As tensions escalated, opponents of the regime launched attacks on both the participants of the event and police officers. Using weapons such as metal bars, bottles, stones, and various objects, they inflicted injuries and chaos upon the scene.
In response, the police defended themselves using batons and pepper spray. The escalating situation led to the deployment of additional forces at regional and federal levels, with some officers even arriving by helicopter.
To ensure the safety of the meeting participants, they were escorted from the venue under police protection. Simultaneously, measures were taken to contain and disperse the protesters. Approximately 200 protesters were encircled by police officers, and their personal information was collected throughout the night.

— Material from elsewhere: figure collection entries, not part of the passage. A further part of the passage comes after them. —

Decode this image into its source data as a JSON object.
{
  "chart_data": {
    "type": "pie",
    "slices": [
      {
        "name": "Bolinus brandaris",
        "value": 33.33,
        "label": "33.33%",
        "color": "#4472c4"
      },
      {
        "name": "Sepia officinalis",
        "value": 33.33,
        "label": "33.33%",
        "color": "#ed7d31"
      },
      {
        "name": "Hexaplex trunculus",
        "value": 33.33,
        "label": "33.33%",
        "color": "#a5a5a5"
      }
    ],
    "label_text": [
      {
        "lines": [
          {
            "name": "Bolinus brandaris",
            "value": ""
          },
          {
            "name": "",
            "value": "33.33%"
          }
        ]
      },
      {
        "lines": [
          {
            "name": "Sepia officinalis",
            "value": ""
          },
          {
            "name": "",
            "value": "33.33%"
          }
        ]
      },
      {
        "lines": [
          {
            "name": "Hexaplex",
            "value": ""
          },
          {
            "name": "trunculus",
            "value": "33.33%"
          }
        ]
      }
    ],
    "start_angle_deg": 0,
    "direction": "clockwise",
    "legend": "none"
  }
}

A total of 26 police officers sustained injuries during the recent incident, along with four individuals participating in the pro-regime event and two opposition activists. Six officers required treatment at a hospital.
The city of Stuttgart is taking a firm stance against such acts of violence and will initiate discussions with the Eritrean associations without delay. While there were no grounds to prohibit the event held on Saturday, evaluations of procedures will be conducted.
In a separate incident in July, over two dozen police officers were injured when rioters caused chaos at a festival celebrating Eritrea in the German city of Gießen.
The officers faced an onslaught of projectiles, including stones, bottles, and smoke bombs as individuals attempted to breach the festival grounds by scaling a fence.
Furthermore, Stockholm experienced riots during an Eritrean festival in August, resulting in more than 50 injuries.